The current state of the Medicare Part D market is a mixed bag, with premiums declining but many payers scaling back options, according to a new analysis from KFF.
The report noted that the Centers for Medicare & Medicaid Services put an emphasis on "stability" in Part D when it announced premium estimates in late September, but KFF found that the total number of stand-alone Part D plans available will decrease in 2026, marking the third straight year of shrinking plan options.
Some payers are trimming down their offerings, per the report. For example, Centene is ending three drug plans offered through WellCare and Health Care Service Corporation is discontinuing one of Cigna's three Part D plans and pulling back from certain regions.
Other insurers, such as Elevance Health, are exiting the stand-alone Part D plan market entirely.
For 2026, beneficiaries in each state will be able to select from between eight and 12 stand-alone Part D plans, in addition to Medicare Advantage prescription drug coverage. Across the 34 Part D plan markets, a total of 360 plans will be made available by 17 parent organizations—a decrease of 22% from 2025.
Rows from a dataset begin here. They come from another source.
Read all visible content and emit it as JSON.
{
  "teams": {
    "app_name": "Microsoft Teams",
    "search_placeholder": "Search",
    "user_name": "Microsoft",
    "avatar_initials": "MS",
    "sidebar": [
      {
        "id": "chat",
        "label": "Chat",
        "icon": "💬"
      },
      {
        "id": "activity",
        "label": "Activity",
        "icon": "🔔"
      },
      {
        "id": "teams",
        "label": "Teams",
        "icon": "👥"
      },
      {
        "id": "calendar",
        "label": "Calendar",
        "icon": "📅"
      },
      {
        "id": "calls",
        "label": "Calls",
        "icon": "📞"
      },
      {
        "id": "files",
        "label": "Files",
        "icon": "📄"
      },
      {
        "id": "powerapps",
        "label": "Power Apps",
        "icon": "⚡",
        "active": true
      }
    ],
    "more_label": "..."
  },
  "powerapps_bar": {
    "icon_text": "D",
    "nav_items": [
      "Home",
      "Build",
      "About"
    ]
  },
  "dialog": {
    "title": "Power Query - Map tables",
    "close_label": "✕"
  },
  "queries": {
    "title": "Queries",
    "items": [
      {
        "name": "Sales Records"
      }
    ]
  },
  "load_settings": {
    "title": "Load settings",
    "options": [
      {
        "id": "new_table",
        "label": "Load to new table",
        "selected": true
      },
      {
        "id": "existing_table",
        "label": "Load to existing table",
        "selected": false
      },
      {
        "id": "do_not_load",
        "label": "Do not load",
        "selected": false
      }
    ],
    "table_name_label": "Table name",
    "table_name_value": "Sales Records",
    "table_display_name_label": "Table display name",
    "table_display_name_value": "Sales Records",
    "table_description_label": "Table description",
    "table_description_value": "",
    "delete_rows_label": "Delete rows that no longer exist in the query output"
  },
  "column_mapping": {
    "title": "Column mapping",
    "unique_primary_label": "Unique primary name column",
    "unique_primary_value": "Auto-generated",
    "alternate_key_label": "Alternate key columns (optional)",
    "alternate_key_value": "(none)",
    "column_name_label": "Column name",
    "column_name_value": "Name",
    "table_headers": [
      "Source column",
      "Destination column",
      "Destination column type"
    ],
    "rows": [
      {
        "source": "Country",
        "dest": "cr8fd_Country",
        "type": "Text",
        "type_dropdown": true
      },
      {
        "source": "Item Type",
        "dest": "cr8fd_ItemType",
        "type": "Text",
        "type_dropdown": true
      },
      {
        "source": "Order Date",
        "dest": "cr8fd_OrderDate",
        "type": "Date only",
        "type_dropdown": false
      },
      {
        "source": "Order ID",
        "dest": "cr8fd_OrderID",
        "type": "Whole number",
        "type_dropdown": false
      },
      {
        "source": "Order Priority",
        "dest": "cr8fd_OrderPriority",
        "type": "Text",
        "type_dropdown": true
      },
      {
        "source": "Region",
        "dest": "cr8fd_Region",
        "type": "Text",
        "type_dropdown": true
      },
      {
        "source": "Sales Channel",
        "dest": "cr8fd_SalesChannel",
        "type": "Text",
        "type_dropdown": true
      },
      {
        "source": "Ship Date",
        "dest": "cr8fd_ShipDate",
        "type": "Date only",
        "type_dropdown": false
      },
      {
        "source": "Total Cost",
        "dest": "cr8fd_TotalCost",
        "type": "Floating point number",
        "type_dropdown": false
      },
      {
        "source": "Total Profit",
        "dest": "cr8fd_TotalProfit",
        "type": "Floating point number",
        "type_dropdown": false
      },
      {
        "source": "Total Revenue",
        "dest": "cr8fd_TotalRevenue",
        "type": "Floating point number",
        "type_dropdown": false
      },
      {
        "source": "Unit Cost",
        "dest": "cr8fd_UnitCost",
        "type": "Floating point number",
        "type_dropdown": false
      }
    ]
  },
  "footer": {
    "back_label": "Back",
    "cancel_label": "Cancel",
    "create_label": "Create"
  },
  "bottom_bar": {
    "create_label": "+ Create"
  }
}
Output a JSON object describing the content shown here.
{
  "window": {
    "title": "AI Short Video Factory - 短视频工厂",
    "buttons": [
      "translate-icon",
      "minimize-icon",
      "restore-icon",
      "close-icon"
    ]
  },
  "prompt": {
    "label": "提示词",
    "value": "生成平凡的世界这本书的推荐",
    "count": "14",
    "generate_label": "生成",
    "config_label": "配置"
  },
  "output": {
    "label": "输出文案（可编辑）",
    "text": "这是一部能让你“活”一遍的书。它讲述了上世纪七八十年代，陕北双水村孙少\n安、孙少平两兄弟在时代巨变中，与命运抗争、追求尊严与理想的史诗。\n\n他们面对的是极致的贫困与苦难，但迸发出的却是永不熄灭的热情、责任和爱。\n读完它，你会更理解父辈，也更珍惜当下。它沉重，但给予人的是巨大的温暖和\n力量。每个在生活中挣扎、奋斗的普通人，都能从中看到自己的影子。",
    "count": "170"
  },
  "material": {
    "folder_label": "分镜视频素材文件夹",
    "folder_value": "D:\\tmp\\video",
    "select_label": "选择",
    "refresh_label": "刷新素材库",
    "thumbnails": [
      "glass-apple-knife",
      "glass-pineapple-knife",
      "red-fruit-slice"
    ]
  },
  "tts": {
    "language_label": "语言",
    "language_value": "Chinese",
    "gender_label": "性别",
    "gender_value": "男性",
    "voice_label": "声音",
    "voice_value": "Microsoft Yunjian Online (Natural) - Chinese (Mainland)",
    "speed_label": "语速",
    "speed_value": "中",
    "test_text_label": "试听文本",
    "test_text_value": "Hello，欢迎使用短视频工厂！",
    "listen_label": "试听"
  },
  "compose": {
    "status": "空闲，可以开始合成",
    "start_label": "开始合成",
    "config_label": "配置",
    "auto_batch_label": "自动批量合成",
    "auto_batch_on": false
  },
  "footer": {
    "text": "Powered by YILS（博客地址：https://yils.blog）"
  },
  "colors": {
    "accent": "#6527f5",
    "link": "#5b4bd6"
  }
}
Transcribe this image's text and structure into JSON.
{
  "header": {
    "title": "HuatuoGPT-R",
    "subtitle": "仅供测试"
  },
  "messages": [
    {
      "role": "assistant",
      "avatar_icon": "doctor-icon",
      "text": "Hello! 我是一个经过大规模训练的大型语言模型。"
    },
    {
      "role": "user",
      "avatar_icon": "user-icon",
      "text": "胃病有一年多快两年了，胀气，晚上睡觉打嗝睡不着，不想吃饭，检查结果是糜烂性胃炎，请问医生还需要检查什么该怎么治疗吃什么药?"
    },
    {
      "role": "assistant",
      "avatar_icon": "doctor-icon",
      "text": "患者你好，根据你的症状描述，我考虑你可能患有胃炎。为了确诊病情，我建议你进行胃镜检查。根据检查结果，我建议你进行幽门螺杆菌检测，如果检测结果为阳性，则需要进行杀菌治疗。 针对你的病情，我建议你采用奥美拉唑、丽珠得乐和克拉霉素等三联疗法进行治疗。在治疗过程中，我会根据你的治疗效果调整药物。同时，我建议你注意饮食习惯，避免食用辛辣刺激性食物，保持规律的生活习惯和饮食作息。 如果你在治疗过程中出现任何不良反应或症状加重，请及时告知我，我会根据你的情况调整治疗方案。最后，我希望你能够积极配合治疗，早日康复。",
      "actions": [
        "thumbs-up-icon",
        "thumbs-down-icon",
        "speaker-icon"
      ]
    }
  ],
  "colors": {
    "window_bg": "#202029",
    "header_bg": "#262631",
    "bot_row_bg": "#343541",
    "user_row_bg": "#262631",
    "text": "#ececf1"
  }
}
The report says that there are multiple factors at play for insurers who are thinking of scaling back or eliminating their Part D offerings. For one, significant overhauls to Part D were finalized under the Inflation Reduction Act, which shifts a greater share of the high-drug cost enrollees to the plans, rather than the feds, thereby boosting payers' overall liability in this space.
This is especially a challenge for smaller players in the market who are now taking a hard look at the viability and profitability of their plan offerings, according to the report.
In addition, the report notes that multiple payers that offer both stand-alone prescription drug plans and Medicare Advantage prescription drug plans intend to lean more on the latter, as they tend to be more lucrative.
The overall decrease in premiums is a surprising turn of events, given the decline in tandem with plan options and other policy factors at play, according to the report. For instance, the Trump administration chose to pull back on support for premium subsidies under Part D as part of a demonstration kicked off in the Biden era.
The report said that for all but 10 prescription drug plans offered nationwide in 2025 that will remain available in 2026, enrollees will see their premiums decrease for the upcoming year. Relatively few plans are choosing to increase premiums by $50, the maximum allowed under the demonstration.
Enrollees will be able to choose from as many as six $0 premium Part D plans, depending on their location, per the report.
However, the analysis warns that there may be trade-offs to keep premiums low, and enrollees should scrutinize their plan closely for any changes that may worsen their benefits.
"Even if the monthly premium for a given Part D plan isn’t increasing, or is even decreasing, premiums are only one part of the story when it comes to Part D coverage," according to the report. "The trade-off with a reduction in premiums is that drug coverage may be getting less generous, which could mean fewer drugs covered, higher cost-sharing requirements, or greater utilization management restrictions—or likely some combination of all three."